In Burry & Knight Limited & Another v Knight, the Court of Appeal considered, for the first time, the refusal of a shareholder’s request for access to a company’s register.

The Companies Act 2006 sets out specific rules requiring companies to keep a register of members. These must be available for inspection by any shareholder or, subject to the payment of a prescribed fee, to any member of the public. Anyone making a request to access the register of members must give certain details to the company, including the purpose for which the information is to be used. Upon receipt of a request, a company then has 5 working days to allow inspection, or if it believes the request is not for a proper purpose, to refer the request to the court, who will determine whether or not access should be granted under section 117 of the Act based on whether the request has been made for a proper purpose or not.

The case of Burry involved a minority shareholder, Mr Knight, who had an ongoing disagreement with his family members regarding two family run companies. Mr Knight made a request to access the register of members for both companies, giving the following purposes for his request:

  • To study the current shareholders of both companies.
  • To write to the shareholders detailing his concerns about past conduct of the directors.
  • To raise concerns over the proposed method of valuation of the shares in the companies, as set out in the companies’ articles, and to advise shareholders to join a group to obtain expert advice on this matter.

The companies applied to the Registrar of the Companies Court for a “no-access order” under section 117. The Registrar granted the “no-access order”, finding that the request was made for a mixture of proper and improper purposes, and ordered Mr Knight to pay the companies’ costs.

Mr Knight appealed to the Court of Appeal. His appeal to access the register was dismissed for similar reasons given by the Registrar and his appeal on costs was allowed. It was held that the first two of Mr Knight’s purposes (above) were not proper purposes and that Mr Knight’s intention to write to shareholders about directors’ past conduct could not confer any benefit to the other shareholders but was rather an attempt to pursue matters that were stale or to harass fellow shareholders. Further, although the third purpose could be considered a proper purpose, under section 117 the courts could make a no-access order if any one of the purposes is deemed improper.  

In coming to the decision, Mr Knight’s past conduct was significant; including the fact he had been given access to the register on previous occasions but did nothing. The Court of Appeal found that the Registrar was entitled to conclude that Mr Knight’s proper purpose was one of mischief and to pursue a personal vendetta, the resolution of which would not be of value or concern to the shareholders and this was an improper purpose.

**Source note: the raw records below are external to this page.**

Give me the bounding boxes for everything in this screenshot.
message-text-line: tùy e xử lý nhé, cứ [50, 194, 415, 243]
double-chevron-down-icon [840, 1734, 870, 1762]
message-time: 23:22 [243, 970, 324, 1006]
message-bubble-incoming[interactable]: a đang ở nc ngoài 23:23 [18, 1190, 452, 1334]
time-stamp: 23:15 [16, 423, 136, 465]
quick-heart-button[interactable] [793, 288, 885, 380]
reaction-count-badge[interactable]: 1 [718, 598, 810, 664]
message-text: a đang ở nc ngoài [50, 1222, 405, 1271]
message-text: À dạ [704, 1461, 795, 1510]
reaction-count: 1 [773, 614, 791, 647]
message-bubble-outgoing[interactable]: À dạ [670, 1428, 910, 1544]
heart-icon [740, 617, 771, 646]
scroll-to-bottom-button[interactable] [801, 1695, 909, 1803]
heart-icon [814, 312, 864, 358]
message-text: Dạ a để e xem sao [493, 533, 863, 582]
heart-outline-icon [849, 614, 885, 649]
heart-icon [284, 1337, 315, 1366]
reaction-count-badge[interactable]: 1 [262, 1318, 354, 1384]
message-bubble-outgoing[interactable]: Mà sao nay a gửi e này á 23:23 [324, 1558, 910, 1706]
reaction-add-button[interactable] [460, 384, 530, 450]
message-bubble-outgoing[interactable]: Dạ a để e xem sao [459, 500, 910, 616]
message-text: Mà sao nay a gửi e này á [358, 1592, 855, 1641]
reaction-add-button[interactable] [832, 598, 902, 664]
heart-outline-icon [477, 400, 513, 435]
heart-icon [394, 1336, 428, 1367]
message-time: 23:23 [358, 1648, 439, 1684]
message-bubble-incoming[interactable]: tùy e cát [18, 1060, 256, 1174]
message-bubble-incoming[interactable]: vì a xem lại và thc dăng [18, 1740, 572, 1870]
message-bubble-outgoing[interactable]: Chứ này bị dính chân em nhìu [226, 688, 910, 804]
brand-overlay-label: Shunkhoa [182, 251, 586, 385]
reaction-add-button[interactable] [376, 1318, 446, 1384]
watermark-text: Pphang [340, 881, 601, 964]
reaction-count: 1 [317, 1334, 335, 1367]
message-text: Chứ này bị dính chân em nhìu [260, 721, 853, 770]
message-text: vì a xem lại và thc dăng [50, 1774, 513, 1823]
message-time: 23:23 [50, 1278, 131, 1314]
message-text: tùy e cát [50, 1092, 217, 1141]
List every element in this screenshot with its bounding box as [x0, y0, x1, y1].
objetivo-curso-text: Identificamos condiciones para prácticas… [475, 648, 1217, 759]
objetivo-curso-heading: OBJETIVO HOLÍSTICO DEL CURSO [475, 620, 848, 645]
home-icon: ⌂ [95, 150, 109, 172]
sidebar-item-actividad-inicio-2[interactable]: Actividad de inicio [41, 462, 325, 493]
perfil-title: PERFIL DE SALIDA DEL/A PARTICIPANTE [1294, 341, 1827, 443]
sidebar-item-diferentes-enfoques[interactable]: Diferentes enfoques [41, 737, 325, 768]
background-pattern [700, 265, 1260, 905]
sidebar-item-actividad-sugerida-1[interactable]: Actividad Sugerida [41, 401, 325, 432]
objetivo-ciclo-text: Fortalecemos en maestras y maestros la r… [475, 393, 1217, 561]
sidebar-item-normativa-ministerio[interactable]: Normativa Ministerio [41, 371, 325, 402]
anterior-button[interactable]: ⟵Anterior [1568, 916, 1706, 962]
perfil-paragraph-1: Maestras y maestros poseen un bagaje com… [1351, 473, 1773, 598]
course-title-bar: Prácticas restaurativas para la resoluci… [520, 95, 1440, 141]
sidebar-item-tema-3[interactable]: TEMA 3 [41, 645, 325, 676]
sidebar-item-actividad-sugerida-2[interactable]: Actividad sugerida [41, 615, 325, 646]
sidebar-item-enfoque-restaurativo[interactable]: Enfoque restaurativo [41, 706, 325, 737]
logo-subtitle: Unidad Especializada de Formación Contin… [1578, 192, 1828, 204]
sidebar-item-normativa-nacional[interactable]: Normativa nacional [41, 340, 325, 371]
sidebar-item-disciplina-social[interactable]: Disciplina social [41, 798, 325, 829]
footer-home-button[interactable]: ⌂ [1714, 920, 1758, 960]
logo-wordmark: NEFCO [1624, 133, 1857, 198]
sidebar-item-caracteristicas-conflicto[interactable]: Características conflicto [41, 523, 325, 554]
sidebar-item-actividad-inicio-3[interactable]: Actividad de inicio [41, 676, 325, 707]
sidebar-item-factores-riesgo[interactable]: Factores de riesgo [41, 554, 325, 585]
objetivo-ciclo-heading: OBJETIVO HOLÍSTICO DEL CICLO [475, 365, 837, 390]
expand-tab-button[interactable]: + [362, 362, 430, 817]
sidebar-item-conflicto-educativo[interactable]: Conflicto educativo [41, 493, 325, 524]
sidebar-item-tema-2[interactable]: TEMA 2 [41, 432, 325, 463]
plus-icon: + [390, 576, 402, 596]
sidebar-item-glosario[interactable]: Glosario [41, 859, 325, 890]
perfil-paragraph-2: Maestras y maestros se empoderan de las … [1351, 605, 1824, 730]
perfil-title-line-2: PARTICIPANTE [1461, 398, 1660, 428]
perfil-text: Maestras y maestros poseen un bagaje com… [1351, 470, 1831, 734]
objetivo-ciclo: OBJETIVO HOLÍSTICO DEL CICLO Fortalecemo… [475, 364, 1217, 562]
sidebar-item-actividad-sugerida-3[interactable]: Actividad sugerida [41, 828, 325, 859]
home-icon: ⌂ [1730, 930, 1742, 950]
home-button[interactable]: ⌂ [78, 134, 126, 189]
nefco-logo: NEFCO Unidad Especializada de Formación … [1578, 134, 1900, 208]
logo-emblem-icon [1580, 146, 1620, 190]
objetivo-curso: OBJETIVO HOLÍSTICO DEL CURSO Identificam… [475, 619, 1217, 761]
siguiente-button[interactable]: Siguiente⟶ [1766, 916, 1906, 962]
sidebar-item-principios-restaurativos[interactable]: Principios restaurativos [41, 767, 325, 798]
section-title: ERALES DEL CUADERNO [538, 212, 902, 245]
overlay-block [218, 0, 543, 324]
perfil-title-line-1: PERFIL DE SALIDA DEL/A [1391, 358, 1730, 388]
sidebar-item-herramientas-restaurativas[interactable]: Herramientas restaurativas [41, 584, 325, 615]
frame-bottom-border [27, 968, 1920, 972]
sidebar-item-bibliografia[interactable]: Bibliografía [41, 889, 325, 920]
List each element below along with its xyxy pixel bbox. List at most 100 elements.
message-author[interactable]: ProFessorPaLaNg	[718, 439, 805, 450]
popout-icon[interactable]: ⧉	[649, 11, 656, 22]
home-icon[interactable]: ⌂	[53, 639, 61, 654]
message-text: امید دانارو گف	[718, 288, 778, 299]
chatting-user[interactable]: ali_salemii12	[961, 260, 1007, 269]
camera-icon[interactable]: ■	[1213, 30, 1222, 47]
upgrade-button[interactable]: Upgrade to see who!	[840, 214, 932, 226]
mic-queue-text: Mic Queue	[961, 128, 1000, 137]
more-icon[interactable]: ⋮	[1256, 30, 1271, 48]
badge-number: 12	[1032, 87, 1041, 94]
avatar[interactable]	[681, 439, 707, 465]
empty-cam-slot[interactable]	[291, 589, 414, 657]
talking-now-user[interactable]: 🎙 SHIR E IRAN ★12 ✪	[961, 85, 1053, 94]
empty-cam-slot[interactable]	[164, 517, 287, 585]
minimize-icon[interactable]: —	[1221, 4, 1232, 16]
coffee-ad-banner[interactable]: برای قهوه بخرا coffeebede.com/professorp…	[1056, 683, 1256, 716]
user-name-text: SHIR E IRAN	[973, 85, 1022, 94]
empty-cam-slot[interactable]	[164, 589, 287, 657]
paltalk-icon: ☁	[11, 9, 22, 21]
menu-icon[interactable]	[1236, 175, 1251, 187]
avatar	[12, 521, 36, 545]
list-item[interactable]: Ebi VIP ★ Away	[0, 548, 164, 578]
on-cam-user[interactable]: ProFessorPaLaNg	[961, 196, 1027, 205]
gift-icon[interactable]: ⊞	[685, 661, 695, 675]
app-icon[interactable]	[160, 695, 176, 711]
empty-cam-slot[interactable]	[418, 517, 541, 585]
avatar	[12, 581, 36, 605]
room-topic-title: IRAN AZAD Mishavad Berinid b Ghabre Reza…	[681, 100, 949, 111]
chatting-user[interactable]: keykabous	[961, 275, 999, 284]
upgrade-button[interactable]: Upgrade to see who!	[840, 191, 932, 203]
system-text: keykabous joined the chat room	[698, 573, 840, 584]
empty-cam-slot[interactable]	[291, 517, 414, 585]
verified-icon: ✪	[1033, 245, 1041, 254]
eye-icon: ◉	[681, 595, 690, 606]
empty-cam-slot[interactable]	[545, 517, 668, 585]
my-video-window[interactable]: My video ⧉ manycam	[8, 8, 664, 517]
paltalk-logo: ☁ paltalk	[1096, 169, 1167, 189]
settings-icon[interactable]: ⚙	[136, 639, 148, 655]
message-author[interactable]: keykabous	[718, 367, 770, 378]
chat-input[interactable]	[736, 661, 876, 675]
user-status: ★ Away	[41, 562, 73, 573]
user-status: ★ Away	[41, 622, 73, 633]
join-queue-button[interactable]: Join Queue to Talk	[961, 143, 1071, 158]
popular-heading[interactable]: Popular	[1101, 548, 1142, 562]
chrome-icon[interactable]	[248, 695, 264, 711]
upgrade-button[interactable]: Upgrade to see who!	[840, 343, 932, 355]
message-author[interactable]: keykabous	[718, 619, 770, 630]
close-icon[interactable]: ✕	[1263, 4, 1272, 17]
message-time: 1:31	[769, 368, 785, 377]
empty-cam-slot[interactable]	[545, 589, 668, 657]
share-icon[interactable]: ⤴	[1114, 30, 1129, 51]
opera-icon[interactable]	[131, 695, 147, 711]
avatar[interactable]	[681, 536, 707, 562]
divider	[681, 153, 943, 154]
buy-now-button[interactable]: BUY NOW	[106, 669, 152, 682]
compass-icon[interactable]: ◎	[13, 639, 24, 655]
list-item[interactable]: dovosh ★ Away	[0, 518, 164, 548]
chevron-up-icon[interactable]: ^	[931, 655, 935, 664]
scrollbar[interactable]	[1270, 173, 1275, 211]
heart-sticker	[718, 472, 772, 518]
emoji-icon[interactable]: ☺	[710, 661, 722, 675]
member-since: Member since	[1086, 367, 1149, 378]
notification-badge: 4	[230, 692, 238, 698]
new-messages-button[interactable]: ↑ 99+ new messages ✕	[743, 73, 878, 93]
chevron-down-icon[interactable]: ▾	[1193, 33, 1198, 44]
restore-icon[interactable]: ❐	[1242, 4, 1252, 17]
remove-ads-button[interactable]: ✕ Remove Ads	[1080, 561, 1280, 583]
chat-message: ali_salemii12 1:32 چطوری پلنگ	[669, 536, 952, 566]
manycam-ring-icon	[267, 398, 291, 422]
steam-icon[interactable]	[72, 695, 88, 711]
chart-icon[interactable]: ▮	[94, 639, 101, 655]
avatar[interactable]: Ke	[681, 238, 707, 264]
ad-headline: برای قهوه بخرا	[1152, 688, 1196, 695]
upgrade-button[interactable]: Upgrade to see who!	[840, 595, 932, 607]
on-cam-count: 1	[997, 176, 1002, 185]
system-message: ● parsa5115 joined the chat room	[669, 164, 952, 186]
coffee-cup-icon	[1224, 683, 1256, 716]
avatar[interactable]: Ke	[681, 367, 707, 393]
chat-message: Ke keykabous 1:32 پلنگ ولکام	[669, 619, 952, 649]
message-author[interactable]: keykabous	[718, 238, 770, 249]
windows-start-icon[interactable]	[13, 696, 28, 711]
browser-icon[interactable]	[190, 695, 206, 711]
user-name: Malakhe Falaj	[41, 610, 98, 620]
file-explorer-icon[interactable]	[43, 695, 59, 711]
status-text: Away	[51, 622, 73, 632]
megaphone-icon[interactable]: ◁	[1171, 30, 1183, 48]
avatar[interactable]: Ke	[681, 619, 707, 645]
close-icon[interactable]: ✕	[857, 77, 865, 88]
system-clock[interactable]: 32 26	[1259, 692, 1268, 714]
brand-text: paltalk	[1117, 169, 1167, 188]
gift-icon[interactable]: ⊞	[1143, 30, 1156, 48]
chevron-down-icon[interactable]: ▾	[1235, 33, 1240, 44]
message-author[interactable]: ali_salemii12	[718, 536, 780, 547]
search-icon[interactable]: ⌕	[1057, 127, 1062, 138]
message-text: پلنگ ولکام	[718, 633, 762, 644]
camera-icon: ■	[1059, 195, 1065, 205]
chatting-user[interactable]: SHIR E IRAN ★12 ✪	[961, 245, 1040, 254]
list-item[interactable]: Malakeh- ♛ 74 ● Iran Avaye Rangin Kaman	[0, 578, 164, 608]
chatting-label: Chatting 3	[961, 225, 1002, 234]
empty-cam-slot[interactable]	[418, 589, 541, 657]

The Act does not define what is meant by “proper purpose” and in giving its judgment the Court of Appeal has given some useful guidance. The Court of Appeal made the following observations:

  • The Act reflects a strong presumption in favour of shareholders for transparency. The onus is therefore on the company to satisfy the court that a request is for an improper purpose.
  • The words “proper purpose” under section 117 should be given their “ordinary, natural meaning”. For a shareholder, proper purpose ought generally relate to the shareholder’s interest in that capacity and to the exercise of shareholder rights.
  • Whilst it was not possible to provide an exhaustive definition of what is proper purpose, the courts could have regard to a guidance note from the Institute of Chartered Secretaries and Administrators (ICSA) which gives examples of proper and improper purpose, although the guidance is non-binding.
  • Where there are multiple purposes (some proper and some improper), a proper purpose is not necessarily tainted by being coupled with an improper purpose.The right approach is to read the words "a proper purpose" in section 117 as including "proper purposes" where there is more than one of them. Minor additional purposes of no consequence can be disregarded as de minimis.
  • The court can grant conditional access. In this case, Mr Knight was permitted to contact the shareholders via the companies, whereby a letter would be drafted and agreed between Mr Knight and the companies’ solicitors and this would then be forwarded by the companies to other shareholders.